The clinical application of this study has several limitations. First, the PubMed GPT processes Japanese questions by translating them into English, extracting keywords, and citing relevant PubMed abstracts. This workflow may alter the intent of the original question, and inadequate keyword extraction can lead to errors in cited information, increasing the risk of LLM-specific hallucinations. Previous studies using Chat GPT reported reference-based accuracy as low as 7% and about 20% for medical questions30,31, suggesting that translation and keyword selection errors could affect results. Second, Chat GPT responses were obtained in Japanese, and LLM accuracy in non-English languages is reported to be about 10% lower than in English31. The RAG-AIs generated responses in English, which were then translated to Japanese via DeepL. Therefore, results might differ if all responses were originally in English. Accuracy could be improved through optimized prompts and multi-step validation. Third, although GPT-4o was used, results may vary with other chatbots or future versions. Reports indicate GPT-4o outperforms GPT-3.527, but overall response accuracy remains suboptimal according to Li et al.’ report32, consistent with our findings. Fourth, 66 questions were collected from AF patients, but they may not cover all potential queries, and editing questions could improve AI accuracy. Fifth, responses were obtained only once per question. While reproducibility may vary, existing research suggests single-response evaluation is sufficient, though future studies should verify consistency to improve reliability. Lastly, all evaluations were performed by electrophysiologists. Although their expertise in specific areas such as exercise and nutrition was limited, they routinely provide lifestyle guidance to AF patients and therefore possess sufficient knowledge regarding lifestyle counseling for AF patients. As such, the variability in evaluation results is expected to be limited. However, expanding the number and diversity of evaluators, along with prompt optimization, will be important for developing more accurate and safer medical AI systems.

In conclusion, original GPT-4o was a balanced model in providing medical information, showing high reasoning ability and empathy. On the other hand, RAG-AI (DB GPT and PubMed GPT) suppressed hallucination and was confirmed to provide highly accurate answers, especially in the areas of exercise and diet. Combining the advanced reasoning ability and empathy of GPT-4o with the hallucination suppression function of DB GPT and PubMed GPT, which utilize RAG, may enable the construction of more accurate and safer medical AI systems. In particular, the use of RAG models would be effective in areas where specialized knowledge is required, and the strengths of GPT-4o would be demonstrated in situations where more flexible and comprehensive information provision is required.

Method

This observational study was conducted at a single institution (Kyoto Prefectural University of Medicine Hospital). The study protocol was approved by the Ethics Committee of the institution (IRB-ERB-C-3102) and carried out in accordance with the principles outlined in the Declaration of Helsinki.

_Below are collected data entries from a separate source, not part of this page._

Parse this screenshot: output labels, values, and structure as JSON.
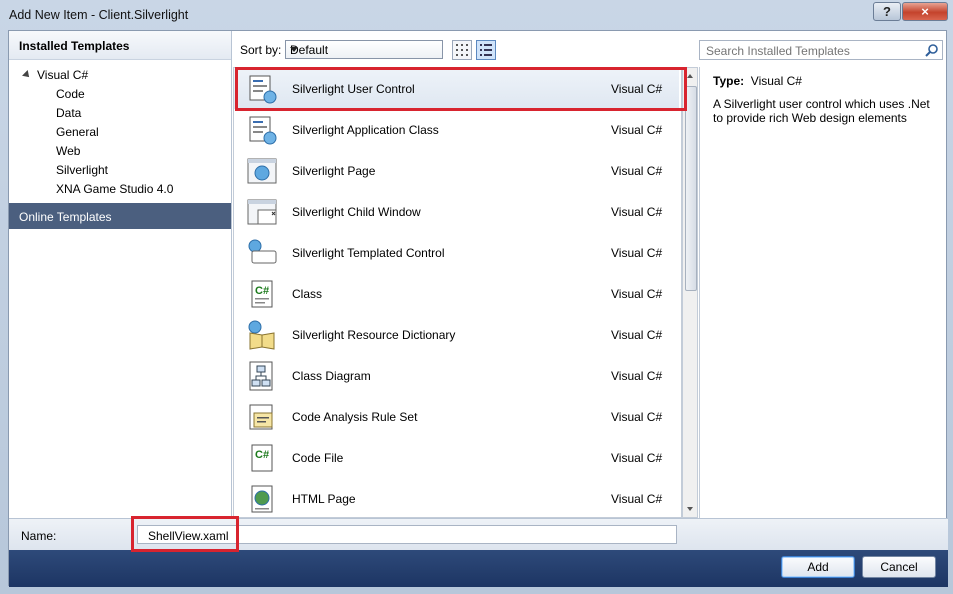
{
  "window": {
    "title": "Add New Item - Client.Silverlight",
    "help": "?",
    "close": "×"
  },
  "left_panel": {
    "header": "Installed Templates",
    "root": "Visual C#",
    "children": [
      "Code",
      "Data",
      "General",
      "Web",
      "Silverlight",
      "XNA Game Studio 4.0"
    ],
    "online": "Online Templates"
  },
  "toolbar": {
    "sort_label": "Sort by:",
    "sort_value": "Default",
    "search_placeholder": "Search Installed Templates"
  },
  "templates": [
    {
      "name": "Silverlight User Control",
      "lang": "Visual C#"
    },
    {
      "name": "Silverlight Application Class",
      "lang": "Visual C#"
    },
    {
      "name": "Silverlight Page",
      "lang": "Visual C#"
    },
    {
      "name": "Silverlight Child Window",
      "lang": "Visual C#"
    },
    {
      "name": "Silverlight Templated Control",
      "lang": "Visual C#"
    },
    {
      "name": "Class",
      "lang": "Visual C#"
    },
    {
      "name": "Silverlight Resource Dictionary",
      "lang": "Visual C#"
    },
    {
      "name": "Class Diagram",
      "lang": "Visual C#"
    },
    {
      "name": "Code Analysis Rule Set",
      "lang": "Visual C#"
    },
    {
      "name": "Code File",
      "lang": "Visual C#"
    },
    {
      "name": "HTML Page",
      "lang": "Visual C#"
    }
  ],
  "detail": {
    "type_label": "Type:",
    "type_value": "Visual C#",
    "description": "A Silverlight user control which uses .Net to provide rich Web design elements"
  },
  "name_field": {
    "label": "Name:",
    "value": "ShellView.xaml"
  },
  "buttons": {
    "add": "Add",
    "cancel": "Cancel"
  },
  "colors": {
    "highlight": "#d8242f",
    "footer": "#1d3563",
    "selected_category": "#4b5f7f"
  }
}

Implementation of the LLM for medical question and answering

When examining the use of LLM for medical question and answering tasks, three different approaches were examined in this study. This includes 1) direct prompting using a state-of-the-art general purpose large language model (GPT-4o model), 2) a retrieval augmented generation (RAG) approach which retrieves external medical knowledge from a database of question and answers curated by the authors (DB-GPT model) and 3) a three-stage modular RAG approach which analyses and summarizes external medical knowledge from relevant academic papers indexed in the PubMed database to provide responses that are better grounded in academic literature (PubMed GPT model).

Baseline model: GPT-4o

The answers in the “GPT-4o” condition were generated using the latest GPT model available at the time of the study, namely the GPT-4o model, developed by OpenAI33. This model has shown strong performance in medical question and answering tasks34, even achieving an overall correct response rate of 93.2% on the 2024 Japanese Medical Licensing Exam35 without prompt engineering. In this study, the model was prompted with a simple instruction, aimed at setting the role of the model as a doctor offering medical advice (e.g. “You are a doctor offering advice. Please answer the following questions”) and was used to provide answers to the medical questions.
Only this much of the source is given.